Equivalence angle conversion in SSE2

guga · July 22, 2023, 10:02:01 AM

It seems harder then i thought. Using roundsd seems more easier, but it don´t have any similar opcode for SSE2. Can it be emulated ?

I gave a testa on arghhh bard, and it show me a code that could emulate roundsd, but made for visualstudio.

Code Select

int round_pd_sse2(double x) {
  // Isolate the fractional part of the floating-point value.
  double f = x - (int)x;

  // Round the fractional part to the nearest integer.
  int i = (int)f + 0.5;

  // If the fractional part is exactly 0.5, round to the nearest even integer.
  if (f == 0.5) {
    i = (i % 2 == 0) ? i : i - 1;
  }

  return i;
}

I doubt it would work, but can someone test or port it ? The correspnndant disassmbled code (accordlying to godbolt) is:

Code Select

__real@3fe0000000000000 DQ 03fe0000000000000r   ; 0.5

_f$ = -16                                         ; size = 8
tv75 = -8                                         ; size = 4
_i$ = -4                                                ; size = 4
_x$ = 8                                       ; size = 8
int round_pd_sse2(double) PROC                   ; round_pd_sse2
        push    ebp
        mov     ebp, esp
        sub     esp, 16                             ; 00000010H
        cvttsd2si eax, QWORD PTR _x$[ebp]
        cvtsi2sd xmm0, eax
        movsd   xmm1, QWORD PTR _x$[ebp]
        subsd   xmm1, xmm0
        movsd   QWORD PTR _f$[ebp], xmm1
        cvttsd2si ecx, QWORD PTR _f$[ebp]
        cvtsi2sd xmm0, ecx
        addsd   xmm0, QWORD PTR __real@3fe0000000000000
        cvttsd2si edx, xmm0
        mov     DWORD PTR _i$[ebp], edx
        movsd   xmm0, QWORD PTR _f$[ebp]
        ucomisd xmm0, QWORD PTR __real@3fe0000000000000
        lahf
        test    ah, 68                              ; 00000044H
        jp      SHORT $LN2@round_pd_s
        mov     eax, DWORD PTR _i$[ebp]
        and     eax, -2147483647              ; 80000001H
        jns     SHORT $LN6@round_pd_s
        dec     eax
        or      eax, -2                           ; fffffffeH
        inc     eax
$LN6@round_pd_s:
        test    eax, eax
        jne     SHORT $LN4@round_pd_s
        mov     ecx, DWORD PTR _i$[ebp]
        mov     DWORD PTR tv75[ebp], ecx
        jmp     SHORT $LN5@round_pd_s
$LN4@round_pd_s:
        mov     edx, DWORD PTR _i$[ebp]
        sub     edx, 1
        mov     DWORD PTR tv75[ebp], edx
$LN5@round_pd_s:
        mov     eax, DWORD PTR tv75[ebp]
        mov     DWORD PTR _i$[ebp], eax
$LN2@round_pd_s:
        mov     eax, DWORD PTR _i$[ebp]
        mov     esp, ebp
        pop     ebp
        ret     0
int round_pd_sse2(double) ENDP                   ; round_pd_sse2

Is this emulation correct ? Can it be possible to recreate the same functionality of roundsd using SSE2 instructions ?

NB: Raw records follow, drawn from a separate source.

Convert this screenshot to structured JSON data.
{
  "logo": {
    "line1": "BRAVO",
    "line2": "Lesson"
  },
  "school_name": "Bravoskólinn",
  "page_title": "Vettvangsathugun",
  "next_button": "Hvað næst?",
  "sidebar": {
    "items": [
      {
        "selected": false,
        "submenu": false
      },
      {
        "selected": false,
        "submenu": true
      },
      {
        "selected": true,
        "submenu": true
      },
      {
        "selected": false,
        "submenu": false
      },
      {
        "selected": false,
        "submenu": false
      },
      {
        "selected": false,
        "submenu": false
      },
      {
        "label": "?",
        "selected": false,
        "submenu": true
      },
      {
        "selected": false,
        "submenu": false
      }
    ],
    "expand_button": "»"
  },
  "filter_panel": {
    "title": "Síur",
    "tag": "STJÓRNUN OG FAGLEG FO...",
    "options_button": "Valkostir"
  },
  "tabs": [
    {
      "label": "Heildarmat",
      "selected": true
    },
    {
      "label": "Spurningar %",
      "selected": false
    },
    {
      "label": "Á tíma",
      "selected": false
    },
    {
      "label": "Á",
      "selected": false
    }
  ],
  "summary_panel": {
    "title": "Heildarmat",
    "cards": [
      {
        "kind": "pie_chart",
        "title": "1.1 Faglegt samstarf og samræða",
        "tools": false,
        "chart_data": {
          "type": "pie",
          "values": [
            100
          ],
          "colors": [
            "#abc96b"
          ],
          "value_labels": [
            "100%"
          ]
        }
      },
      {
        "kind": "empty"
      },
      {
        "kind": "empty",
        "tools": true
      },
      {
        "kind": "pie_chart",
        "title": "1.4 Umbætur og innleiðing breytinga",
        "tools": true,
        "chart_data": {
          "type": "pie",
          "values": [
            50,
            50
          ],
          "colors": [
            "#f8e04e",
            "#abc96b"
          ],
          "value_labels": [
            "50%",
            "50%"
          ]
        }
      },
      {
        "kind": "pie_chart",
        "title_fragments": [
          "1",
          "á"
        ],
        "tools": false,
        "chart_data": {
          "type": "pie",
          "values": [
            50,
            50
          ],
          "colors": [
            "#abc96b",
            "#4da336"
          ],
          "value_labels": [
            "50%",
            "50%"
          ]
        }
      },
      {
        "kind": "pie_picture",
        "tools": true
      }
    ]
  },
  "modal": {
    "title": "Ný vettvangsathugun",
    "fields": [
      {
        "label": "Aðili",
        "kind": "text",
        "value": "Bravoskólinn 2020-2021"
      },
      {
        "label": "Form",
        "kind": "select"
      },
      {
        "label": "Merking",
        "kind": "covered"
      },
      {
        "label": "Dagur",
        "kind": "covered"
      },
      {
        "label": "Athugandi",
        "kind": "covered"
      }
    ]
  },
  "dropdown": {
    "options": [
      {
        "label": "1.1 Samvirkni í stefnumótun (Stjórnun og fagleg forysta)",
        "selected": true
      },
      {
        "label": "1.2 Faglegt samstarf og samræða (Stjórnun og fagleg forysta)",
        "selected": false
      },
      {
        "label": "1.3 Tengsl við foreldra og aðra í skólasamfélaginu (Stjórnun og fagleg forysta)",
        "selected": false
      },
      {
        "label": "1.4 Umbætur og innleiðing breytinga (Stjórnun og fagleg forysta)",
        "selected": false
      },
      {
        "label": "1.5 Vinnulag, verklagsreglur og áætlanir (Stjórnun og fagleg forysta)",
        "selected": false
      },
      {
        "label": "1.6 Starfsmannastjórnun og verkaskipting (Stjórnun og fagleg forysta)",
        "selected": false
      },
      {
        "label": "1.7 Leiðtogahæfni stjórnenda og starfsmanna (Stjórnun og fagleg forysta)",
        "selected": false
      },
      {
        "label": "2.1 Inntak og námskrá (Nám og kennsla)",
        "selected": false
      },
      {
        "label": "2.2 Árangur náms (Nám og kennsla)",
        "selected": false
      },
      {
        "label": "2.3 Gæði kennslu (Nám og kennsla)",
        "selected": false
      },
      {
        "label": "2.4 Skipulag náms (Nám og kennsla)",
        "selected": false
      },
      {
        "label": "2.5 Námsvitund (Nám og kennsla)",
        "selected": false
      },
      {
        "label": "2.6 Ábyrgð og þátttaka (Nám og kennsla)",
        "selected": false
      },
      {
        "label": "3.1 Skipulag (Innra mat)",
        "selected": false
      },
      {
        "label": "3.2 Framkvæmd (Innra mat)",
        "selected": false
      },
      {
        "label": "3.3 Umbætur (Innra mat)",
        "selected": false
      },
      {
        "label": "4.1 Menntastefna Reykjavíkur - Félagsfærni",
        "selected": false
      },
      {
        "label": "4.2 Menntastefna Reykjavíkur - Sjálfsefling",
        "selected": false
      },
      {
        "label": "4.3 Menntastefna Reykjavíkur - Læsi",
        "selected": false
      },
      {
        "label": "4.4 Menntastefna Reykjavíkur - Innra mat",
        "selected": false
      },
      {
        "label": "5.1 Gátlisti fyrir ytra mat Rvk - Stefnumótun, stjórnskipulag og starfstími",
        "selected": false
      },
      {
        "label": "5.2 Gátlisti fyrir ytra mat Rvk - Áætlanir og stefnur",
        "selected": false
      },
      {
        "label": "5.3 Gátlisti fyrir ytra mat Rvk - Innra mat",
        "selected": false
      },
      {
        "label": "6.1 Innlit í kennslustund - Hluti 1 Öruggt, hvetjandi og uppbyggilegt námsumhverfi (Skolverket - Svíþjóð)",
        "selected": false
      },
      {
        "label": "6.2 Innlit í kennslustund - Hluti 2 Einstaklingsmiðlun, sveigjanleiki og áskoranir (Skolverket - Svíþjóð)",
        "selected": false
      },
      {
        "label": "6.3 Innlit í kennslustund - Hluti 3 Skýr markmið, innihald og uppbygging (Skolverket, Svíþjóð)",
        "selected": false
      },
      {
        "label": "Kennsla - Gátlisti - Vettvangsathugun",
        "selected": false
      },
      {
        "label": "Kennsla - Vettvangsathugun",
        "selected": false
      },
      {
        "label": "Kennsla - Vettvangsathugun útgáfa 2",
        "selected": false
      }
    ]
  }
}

daydreamer · July 22, 2023, 01:48:19 PM

Guga
SSE way of doing all kinds of math instructions it lack code itself
Advanced way :You can write a roundsd macro and in masm use nokeyword roundsd to make redefine roundsd mnemonic to macro instead possible
.data
Round real8 0.5,0.5
.code
Addpd xmm0,round

guga · July 22, 2023, 03:06:51 PM

Hi Daydreamer

Ok, but will it work for huge values when trying to create an equivalent angle for weird angles such as 4.845978e11, 4.567972e45 etc etc ?

I´m trying to see if there is a way to avoid the normnal limitations and make possible to retrieve whatever fraction part derives from a number after it is divided by 360, for example. So, no matter if the number is 1.235468e45, whenever it is divided by other value, it will always (or should, at least) results on a integer and a fractional part (that is the one, i´m trying to retrieve to calculate the equivalent angle)

I know it is really really unusual to happens someone using such values for calculating tanget, arctn, cos etc but it could be good to prevent strange situations when using such functions to handle color conversion routines.

I´m rebuiling an old routine i made from convert RGB to CIELCh that, in fact, have almost no limitations, but it uses tan and atan functions. Both i suceeded to port to SSE, but in very rare situations, we may have some calculations that ends on those weird numbers and, in order to avoid using limits inside the function, such as Jmp If above or below some limits etc, i´m trying to force the tangent function (or others trigonometric functions) to handle those situations more properly.

The old conversion routine i made for RGB to CieLCH have a error in design, because i ended creating a function to handle the luminance, Hue and Chroma as packets limited withing thesame levels of gray.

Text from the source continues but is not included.